Una greca, dunque. Una greca del Peloponneso, nata a pochi kilometri da Corinto. Formatasi in quella terra con il raccontare del padre che sosteneva che la letteratura era finita con Goethe e che il tempo della classicità greca è alla base di ogni viaggio letterario e umano. In in tale contesto Irene Papas si è nutrita culturalmente e tutto ciò lo ha manifestato con il suo mettere in scena la sua vita. Una greca nella bellezza del suo profilo in un vissuto in cui i simboli e la ritualità hanno sempre accompagnato i suoi occhi, il suo sguardo, la sua fisicità. La storia di una donna nel destino di un personaggio che ha posto nel suo essere una antica tradizione e una memoria mai dimenticata.

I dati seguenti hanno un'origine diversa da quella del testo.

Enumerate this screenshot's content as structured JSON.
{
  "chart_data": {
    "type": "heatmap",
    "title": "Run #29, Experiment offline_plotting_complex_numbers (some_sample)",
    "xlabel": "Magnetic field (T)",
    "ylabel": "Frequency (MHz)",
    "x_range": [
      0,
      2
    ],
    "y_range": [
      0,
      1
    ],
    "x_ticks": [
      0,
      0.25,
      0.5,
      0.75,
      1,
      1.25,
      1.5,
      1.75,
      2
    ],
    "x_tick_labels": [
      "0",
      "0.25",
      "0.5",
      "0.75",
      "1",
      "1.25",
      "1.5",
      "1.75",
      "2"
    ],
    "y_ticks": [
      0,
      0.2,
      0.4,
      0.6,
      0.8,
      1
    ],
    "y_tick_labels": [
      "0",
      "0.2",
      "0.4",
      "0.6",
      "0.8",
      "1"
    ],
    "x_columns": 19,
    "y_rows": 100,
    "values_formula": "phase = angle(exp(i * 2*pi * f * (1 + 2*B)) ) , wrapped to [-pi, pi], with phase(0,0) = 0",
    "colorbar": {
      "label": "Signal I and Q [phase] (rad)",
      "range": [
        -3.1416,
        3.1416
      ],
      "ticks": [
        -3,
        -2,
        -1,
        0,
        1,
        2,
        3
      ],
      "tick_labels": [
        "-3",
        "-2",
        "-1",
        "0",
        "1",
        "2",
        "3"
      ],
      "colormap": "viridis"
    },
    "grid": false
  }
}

La tragedia greca è il viaggio nel mito. Quel mito che resta archetipo nelle coscienze di un Mediterraneo tra storia, letteratura e antropologia. Per ritornare al mio incontro con Irene Papas. La serata a Taranto di quell’1 settembre del 1996 si concluse con un suo omaggio ironia nei miei confronti e cantò recitando “Bella ciao”, dedicandola con la sua splendida voce espressamente a chi scrive. Ironia di quel tempo? Fu una grande attrice, una splendida donna, un mito che incarnò ed espresse simbolicamente gli intrecci di un Mediterraneo vissuto che è destino. A lei tutto era concesso. È scomparsa il 14 settembre 2022.